Lowe's Turnaround Starts To Pick Up Speed


America seems to be happily strapping on its tool belt these days, with Lowe’s and The Home Depot posting financial results that reflect plenty of DIY enthusiasm.

Lowe’s reported sales and profits that beat expectations, a sign that its long-promised turnaround is finally starting to take hold. The country’s second-largest home retailer says comparable-store sales rose 3.2% in the U.S., with total sales for the second quarter climbing 0.5% to $21 billion, from $20.9 billion in the second quarter of last year.



Net earnings for the Mooresville, North Carolina-based chain increased to $1.7 billion, compared to $1.5 billion in the comparable period last year.

Company executives attributed the gains to stronger spring demand and say that despite weather challenges, Lowe’s achieved positive comparable sales in all 15 geographic regions of the U.S.

Industry observers say these gains are evidence that the company is getting its groove back. “The results continue to indicate that the recovery program instituted by CEO Marvin Ellison is gaining traction,” writes Neil Saunders, managing director of GlobalData Retail, in his comment on the results.
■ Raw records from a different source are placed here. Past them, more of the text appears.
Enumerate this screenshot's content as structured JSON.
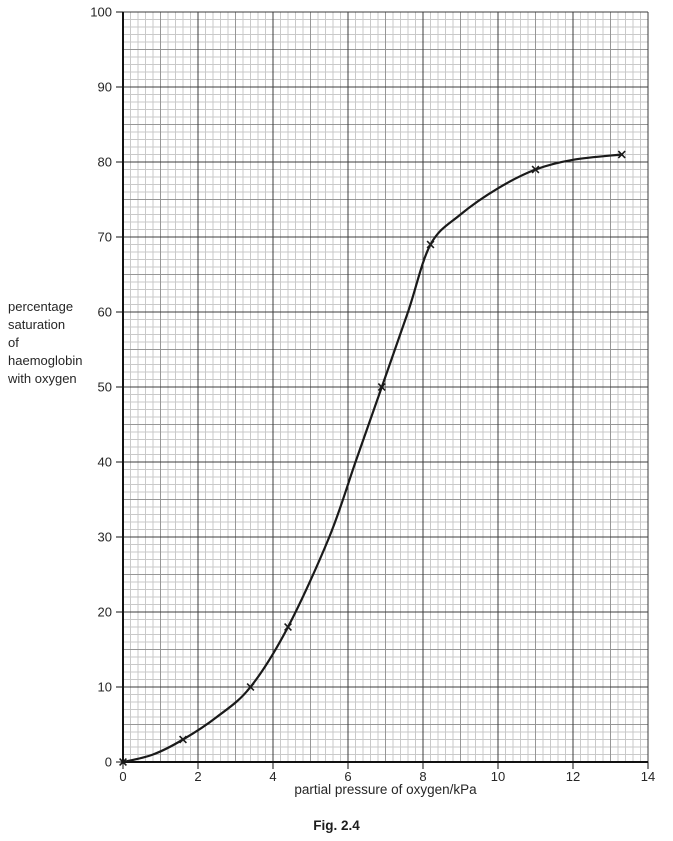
{
  "figure": {
    "caption": "Fig. 2.4"
  },
  "chart_data": {
    "type": "line",
    "title": "",
    "xlabel": "partial pressure of oxygen/kPa",
    "ylabel_lines": [
      "percentage",
      "saturation",
      "of",
      "haemoglobin",
      "with oxygen"
    ],
    "xlim": [
      0,
      14
    ],
    "ylim": [
      0,
      100
    ],
    "x_ticks": [
      0,
      2,
      4,
      6,
      8,
      10,
      12,
      14
    ],
    "y_ticks": [
      0,
      10,
      20,
      30,
      40,
      50,
      60,
      70,
      80,
      90,
      100
    ],
    "grid": {
      "style": "graph-paper",
      "fine_step_x": 0.2,
      "medium_step_x": 1,
      "major_step_x": 2,
      "fine_step_y": 1,
      "medium_step_y": 5,
      "major_step_y": 10
    },
    "legend": "none",
    "marker": "x",
    "points": [
      [
        0,
        0
      ],
      [
        1.6,
        3
      ],
      [
        3.4,
        10
      ],
      [
        4.4,
        18
      ],
      [
        6.9,
        50
      ],
      [
        8.2,
        69
      ],
      [
        11,
        79
      ],
      [
        13.3,
        81
      ]
    ],
    "curve_path_points": [
      [
        0,
        0
      ],
      [
        0.8,
        1
      ],
      [
        1.6,
        3
      ],
      [
        2.5,
        6
      ],
      [
        3.4,
        10
      ],
      [
        4.4,
        18
      ],
      [
        5.5,
        30
      ],
      [
        6.2,
        40
      ],
      [
        6.9,
        50
      ],
      [
        7.6,
        60
      ],
      [
        8.2,
        69
      ],
      [
        9,
        73
      ],
      [
        10,
        76.5
      ],
      [
        11,
        79
      ],
      [
        12,
        80.3
      ],
      [
        13.3,
        81
      ]
    ],
    "colors": {
      "curve": "#1a1a1a",
      "marker": "#1a1a1a",
      "grid_fine": "#c9c9c9",
      "grid_medium": "#979797",
      "grid_major": "#3d3d3d",
      "axis": "#111111",
      "text": "#262626"
    }
  }
}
“Under Ellison, retail basics such as in-stocks, merchandising and customer service are all being improved. This is making the shopping experience easier for both the professional and occasional home improver and is helping to deliver higher conversion and average ticket across both stores and online. We believe that this uplift should continue across the remainder of the year as Lowe’s makes further investments in its proposition.”

Seth Basham, an analyst who follows the company for Wedbush Securities, is also encouraged. “The results indicate that Lowe’s was able to overcome unfavorable weather and lumber deflation by executing better on its retail fundamentals framework,” he writes.
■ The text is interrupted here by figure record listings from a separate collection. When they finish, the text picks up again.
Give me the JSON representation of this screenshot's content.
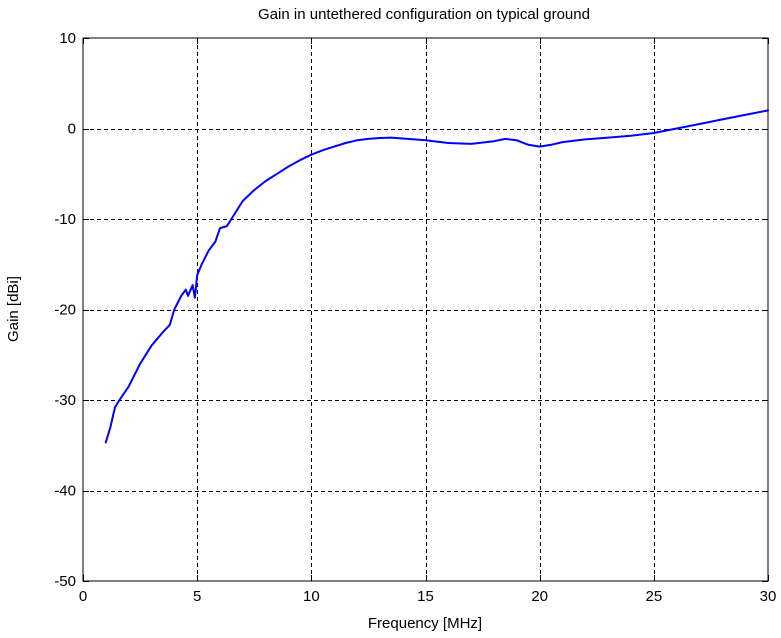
{
  "chart_data": {
    "type": "line",
    "title": "Gain in untethered configuration on typical ground",
    "xlabel": "Frequency [MHz]",
    "ylabel": "Gain [dBi]",
    "xlim": [
      0,
      30
    ],
    "ylim": [
      -50,
      10
    ],
    "xticks": [
      0,
      5,
      10,
      15,
      20,
      25,
      30
    ],
    "yticks": [
      -50,
      -40,
      -30,
      -20,
      -10,
      0,
      10
    ],
    "xtick_labels": [
      "0",
      "5",
      "10",
      "15",
      "20",
      "25",
      "30"
    ],
    "ytick_labels": [
      "-50",
      "-40",
      "-30",
      "-20",
      "-10",
      "0",
      "10"
    ],
    "grid": true,
    "series": [
      {
        "color": "#0000ff",
        "x": [
          1.0,
          1.2,
          1.4,
          1.6,
          2.0,
          2.5,
          3.0,
          3.5,
          3.8,
          4.0,
          4.3,
          4.5,
          4.6,
          4.8,
          4.9,
          5.0,
          5.2,
          5.5,
          5.8,
          6.0,
          6.3,
          6.5,
          7.0,
          7.5,
          8.0,
          8.5,
          9.0,
          9.5,
          10.0,
          10.5,
          11.0,
          11.5,
          12.0,
          12.5,
          13.0,
          13.5,
          14.0,
          15.0,
          16.0,
          17.0,
          18.0,
          18.5,
          19.0,
          19.5,
          20.0,
          20.5,
          21.0,
          22.0,
          23.0,
          24.0,
          25.0,
          26.0,
          27.0,
          28.0,
          29.0,
          30.0
        ],
        "y": [
          -34.7,
          -33.0,
          -30.8,
          -30.0,
          -28.5,
          -26.0,
          -24.0,
          -22.5,
          -21.7,
          -20.0,
          -18.5,
          -17.8,
          -18.5,
          -17.3,
          -18.7,
          -16.2,
          -15.0,
          -13.5,
          -12.5,
          -11.0,
          -10.8,
          -10.0,
          -8.0,
          -6.8,
          -5.8,
          -5.0,
          -4.2,
          -3.5,
          -2.9,
          -2.4,
          -2.0,
          -1.6,
          -1.3,
          -1.15,
          -1.05,
          -1.0,
          -1.1,
          -1.3,
          -1.6,
          -1.7,
          -1.4,
          -1.15,
          -1.3,
          -1.8,
          -2.0,
          -1.8,
          -1.5,
          -1.2,
          -1.0,
          -0.8,
          -0.5,
          0.0,
          0.5,
          1.0,
          1.5,
          2.0
        ]
      }
    ]
  }
}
Separately, Lowe’s announced that it will carry more than 10,000 licensed NFL-branded merchandise items and that it’s kicking off a video “homegating” series, meant to inspire fans gearing up for the football season.
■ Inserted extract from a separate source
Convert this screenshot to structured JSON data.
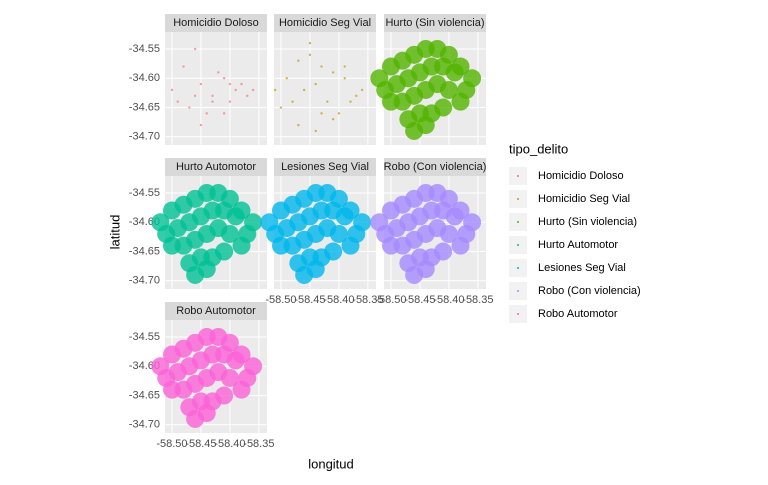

The Home Depot says its net earnings for the second quarter were flat at $3.5 billion, while sales rose 1.2% to $30.84 billion, up from $30.46 billion a year ago. Revenues came in slightly below expectations. And comparable store sales rose 3.1%.

Home Depot did, however, lower its sales forecast for the full year to 2.3%, down from the previously announced 3.3%, due to concerns about impacts from tariffs.

Basham, while noting the tariff concerns, is upbeat on The Home Depot’s prospects, and remains confident that with “little evidence of a further slowdown in underlying home improvement demand trends…core category growth remains solid, albeit at a modestly lower rate than in recent years.”